Dans le Midwest, aux Etats-Unis, Gwen et Scott sont beaux et heureux et rêvent de fonder une famille. Un premier enfant arrive, Carl, né en décembre 1998. C’est un petit garçon « neurotypique » observe sa mère avec un sourire. C’est un jeune enfant sportif et intelligent, attentif pour sa famille et qui conserve une grande tendresse pour ses sœurs. La première, Claire est née en 2001. « Je ne me souvenais pas que les bébés avaient une si petite tête » annonce sa mère en la découvrant. La formule n’a pas fait sourire le médecin et les sages-femmes présents dans la salle de travail. Très vite, une microcéphalie a été suspectée et finalement confirmée avant les quatre mois de la petite fille. Ce fut pour Gwen et Scott une première année marquée par le désespoir, en raison du sombre pronostic pesant sur leur enfant : les médecins estimaient qu’elle ne pourrait pas vivre plus d’un an. « J’aurais aimé qu’ils me donnent un peu plus d’espoir » observe aujourd’hui Gwenn, dont la fille a fêté cet été son quinzième anniversaire. Peu après son premier anniversaire, Gwenn et Scott ont appris à changer leur regard sur leur enfant. La microcéphalie s’accompagne de nombreuses complications pour la petite fille : nanisme, paralysie, épilepsie, scoliose, tandis qu’elle est nourrie par nutrition parentérale. Cependant, « nous avons décidé de ne pas nous concentrer sur ce qui ne va pas chez notre enfant, mais plutôt de chérir tout ce qu’elle nous apporte. Ses "problèmes" sont normaux pour nous et nous avons choisi de ne les considérer que comme des parties infimes de Claire. Elle est une petite fille étonnante – plus forte que toutes celles que nous avons connues – et bien plus que la somme de tous ses diagnostics » écrit sa mère.
Des tests repoussés
Quatre ans après l’arrivée de Claire dans leur vie et alors qu’ils étaient parvenus à surmonter leur douleur et leur sentiment de culpabilité pour retenir les joies apportées par la petite fille, Gwen et Scott nourrissent le désir d’avoir un troisième enfant. Le gène responsable de la pathologie de Claire n’ayant pas été identifié chez ses parents, le risque de mettre au monde un autre enfant également atteint apparaissait faible aux yeux médecins. La grossesse est particulièrement surveillée et lors du sixième mois de grossesse, une microcéphalie est détectée. Gwenn était parfaitement consciente de cette possibilité en dépit des messages rassurants des équipes médicales et avait considéré qu’après les épreuves traversées avec Claire, elle serait assez forte pour tout surmonter. Aussi accueillit-elle Lola. Elle refusa l’avalanche de tests qui s’était abattue sur sa fille ainée et restreint la prise en charge de Lola aux soins bénéfiques pour elle. La petite fille présente une grande partie des complications dont souffre sa sœur ainée, mais peut s’alimenter en partie par voie orale. Son nanisme, par contre est plus prononcé.

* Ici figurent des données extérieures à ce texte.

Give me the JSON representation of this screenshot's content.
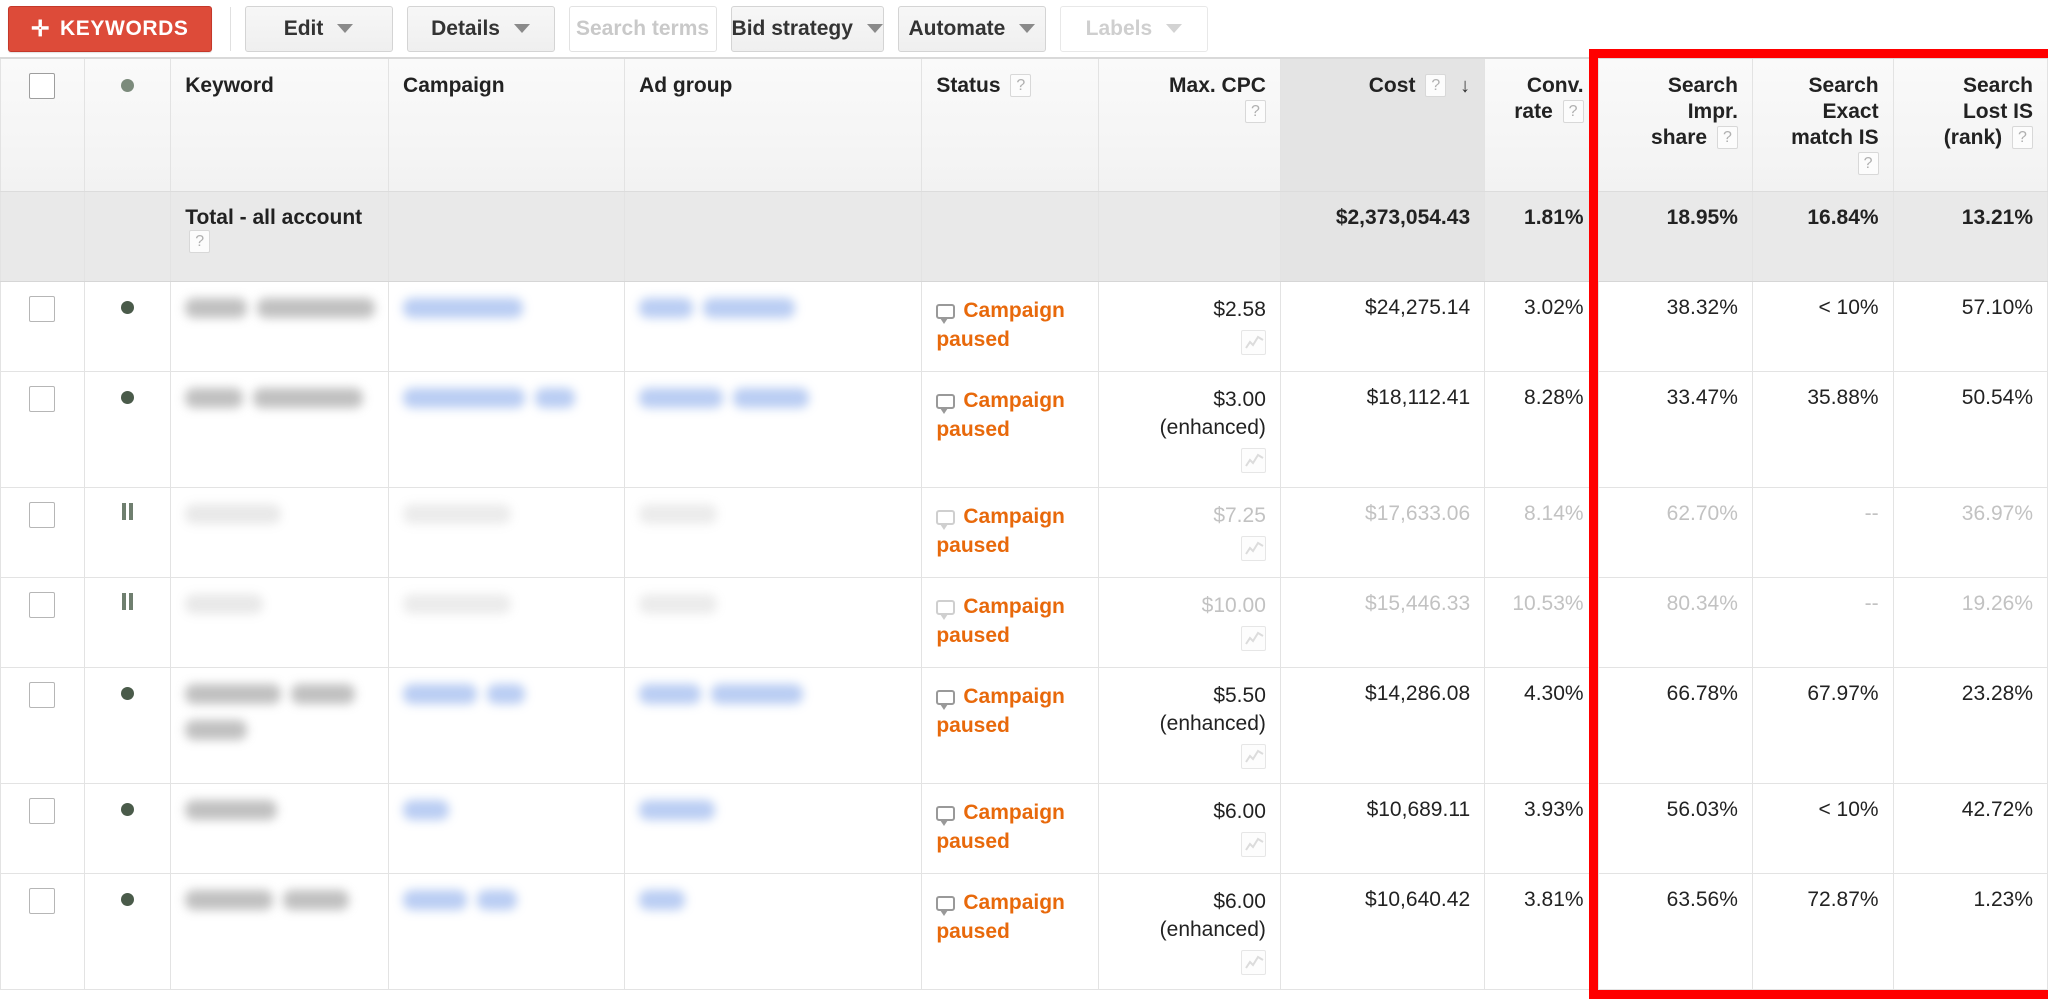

Zika : une image trop sombre de la microcéphalie
Toujours habillées et coiffées avec soin, Claire et Lola sont de tous les événements familiaux : fêtes, sortie, promenades. Elles manifestent leurs enthousiasmes par de petits cris, ou s’endorment au creux des bras de leurs parents et de leur frère. Gwenn dit de Claire qu’elle est « douce et facile à vivre », tandis que Lola n’hésite pas à « faire sa diva ». Gwenn n’a jamais caché ses filles et alimente depuis plusieurs années un blog sur sa vie de famille, ses doutes, ses difficultés, mais surtout ses joies quotidiennes. « Ce n’est pas la vie que j’aurais choisie, mais c’est la mienne depuis 14 ans et je l’adore » explique-t-elle dans une tribune publiée dans le Huffington Post. Mais si Gwen a souhaité s’exposer encore plus, c’est pour répondre aux inquiétudes suscitées par l’épidémie actuelle de Zika, qui augmente le risque de microcéphalie. Si elle indique ne porter aucun jugement sur les mères qui feraient le choix d’avorter, elle veut rassurer les autres sur la possibilité d’aimer les enfants atteints de cette "condition", de vivre avec eux et d’aimer la vie avec eux. Elle refuse que le virus Zika n’offre de la microcéphalie qu’une vision dramatique et dresse le portrait d’enfants inutiles et condamnés, quand la maladie peut revêtir des formes très différentes et que, défend-t-elle avec fougue, chacun peut, en dépit de ses handicaps, attiser de belles lumières.